Saat ini sudah ada empat orang yang ditetapkan sebagai tersangka, yakni Jurist Tan, mantan staf khusus Nadiem; Ibrahim Arief, mantan konsultan Kemendikbudristek; Sri Wahyuningsih, mantan Direktur Sekolah Dasar Kemendikbudristek; dan Mulyatsyah, Direktur Sekolah Menengah Pertama Kemendikbudristek.

Mengenai Chromebook, Nadiem pernah menjelaskan alasannya memilih laptop itu dalam proyek pengadaan. Dia mengklaim harga laptop itu lebih murah daripada laptop lain dengan spesifikasi yang sama.

"Bukan hanya itu, Chrome OS itu gratis, sedangkan operating system lainnya itu berbayar dan bisa sampai Rp1,5 juta sampai Rp2,5 juta tambahan," kata Nadiem, Selasa, (10/6/2025).

Menurut dia, laptop Chromebook membuat pemerintah bisa mengontrol aplikasi sehingga peserta didik terlindungi dari pornografi serta judi online. Akan dibutuhkan biaya tambahan jika pemerintah menggunakan laptop lain.

Sejarah Chromebook

Chromebook adalah nama sejumlah lini produk yang menggunakan sistem operasi Chrome OS buatan Google. Produk itu adalah laptop, tablet, dan komputer desktop.

Dikutip dari laman resmi Blog Google, Chromebook berawal dari upaya Google untuk memecahkan masalah lambatnya komputer dihidupkan dan lemotnya perangkat keras.

Google lalu mendesain komputer yang bisa dihidupkan dengan cepat, aman, mudah, digunakan, dan perangkat lunaknya selalu mutakhir.

Komputer itu akhirnya diberi nama Chromebook dan diluncurkan perdana pada tahun 2011 dengan menggandeng dua raksasa teknologi, yakni Acer dan Samsung.

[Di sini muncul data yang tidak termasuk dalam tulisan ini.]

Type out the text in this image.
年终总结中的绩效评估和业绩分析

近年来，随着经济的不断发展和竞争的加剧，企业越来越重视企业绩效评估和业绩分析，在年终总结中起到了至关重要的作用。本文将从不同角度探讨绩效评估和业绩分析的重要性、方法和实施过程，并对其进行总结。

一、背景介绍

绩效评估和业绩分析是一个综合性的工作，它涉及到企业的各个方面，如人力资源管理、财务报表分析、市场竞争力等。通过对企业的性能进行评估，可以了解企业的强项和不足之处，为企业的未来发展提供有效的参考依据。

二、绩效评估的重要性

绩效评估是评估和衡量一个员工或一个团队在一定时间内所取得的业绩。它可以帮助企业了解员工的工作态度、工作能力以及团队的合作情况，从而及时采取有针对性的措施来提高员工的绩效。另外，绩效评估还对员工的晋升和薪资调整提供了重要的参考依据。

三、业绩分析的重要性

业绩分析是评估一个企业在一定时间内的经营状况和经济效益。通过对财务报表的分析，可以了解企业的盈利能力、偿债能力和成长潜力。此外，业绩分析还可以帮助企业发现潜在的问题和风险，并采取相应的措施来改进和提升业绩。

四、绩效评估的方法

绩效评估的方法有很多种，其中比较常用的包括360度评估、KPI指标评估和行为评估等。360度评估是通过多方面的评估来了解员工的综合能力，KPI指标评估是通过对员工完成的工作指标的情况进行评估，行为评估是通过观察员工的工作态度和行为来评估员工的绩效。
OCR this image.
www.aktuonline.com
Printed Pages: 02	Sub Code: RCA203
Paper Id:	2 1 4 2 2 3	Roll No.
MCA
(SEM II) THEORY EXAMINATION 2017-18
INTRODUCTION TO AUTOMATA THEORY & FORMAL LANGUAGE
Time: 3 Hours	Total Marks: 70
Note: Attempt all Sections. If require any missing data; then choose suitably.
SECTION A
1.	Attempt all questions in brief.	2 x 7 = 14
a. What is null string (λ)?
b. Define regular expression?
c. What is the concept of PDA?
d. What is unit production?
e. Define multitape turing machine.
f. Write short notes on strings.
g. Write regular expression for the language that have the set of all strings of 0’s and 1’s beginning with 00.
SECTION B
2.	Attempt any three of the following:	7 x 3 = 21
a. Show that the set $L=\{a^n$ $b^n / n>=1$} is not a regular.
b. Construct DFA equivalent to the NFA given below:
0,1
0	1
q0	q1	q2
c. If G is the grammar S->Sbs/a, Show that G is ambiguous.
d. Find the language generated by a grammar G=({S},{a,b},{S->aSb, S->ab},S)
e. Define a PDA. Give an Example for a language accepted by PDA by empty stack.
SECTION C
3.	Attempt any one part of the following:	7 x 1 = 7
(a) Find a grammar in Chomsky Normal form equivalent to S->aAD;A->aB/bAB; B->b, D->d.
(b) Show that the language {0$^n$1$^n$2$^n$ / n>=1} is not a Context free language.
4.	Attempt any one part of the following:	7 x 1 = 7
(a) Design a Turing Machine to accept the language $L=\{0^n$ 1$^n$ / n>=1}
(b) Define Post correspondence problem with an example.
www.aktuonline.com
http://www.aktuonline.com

Dua tahun berselang Google merilis Chromebook Pixel yang memiliki layar sentuh 3:2. Menurut Google, Chromebook Pixel telah mengubah cara orang menggunakan laptop mereka.

Baca juga: Kondisi Laptop Chromebook di Riau: 4 Tahun Tak Terjamah, Dinilai Tak Efektif buat Pembelajaran

Lalu, pada tahun 2015 Google merilis Chromebook pertama yang mengusung teknologi USB-C. Teknologi itu memungkinkan orang untuk memindahkan data dan mengisi daya laptop dengan cepat.

Dua tahun kemudian raksasa teknologi asal Amerika Serikat itu meluncurkan Chromebook yang dibekali dengan chip keamanan Titan C guna mengamankan perangkat itu dan melindungi identitas penggunanya.

Di samping itu, Google meluncurkan Chromebooks for Education untuk membantu para guru dan siswa memutakhirkan pengalaman belajar.

Google bekerja sama dengan ACER, ASUS, Dell, HP, Lenovo, Samsung, AMD, Intel, MediaTek, Qualcomm, dan lainnya untuk membuat Chromebook dalam berbagai ukuran dan spesifikasi.

Chromebook Disebut tidak efektif

Sementara itu, Kepala Pusat Penerangan Hukum Kejaksaan Agung Harli Siregar pernah mengatakan Chromebook dinilai tidak efektif digunakan ketika proyek pengadaan laptop sedang berlangsung.

Pasalnya, pada tahun 2019 persebaran jaringan internet di Indonesia belum merata.

Harli mengatakan saat itu sudah 1.000 laptop Chromebook yang diuji. Lalu, diambil kesimpulan bahwa laptop itu tidak efektif untuk digunakan oleh siswa.

"Padahal itu dilakukan bukan menjadi kebutuhan pada saat itu. Kenapa? Kalau tidak salah pada tahun 2019, sudah dilakukan uji coba terhadap penerapan Chromebook itu terhadap 1.000 unit tidak efektif," kata Harli, Jumat, (27/6/2025).

"Kenapa tidak efektif? Karena internet di Indonesia saat itu belum sepenuhnya sama."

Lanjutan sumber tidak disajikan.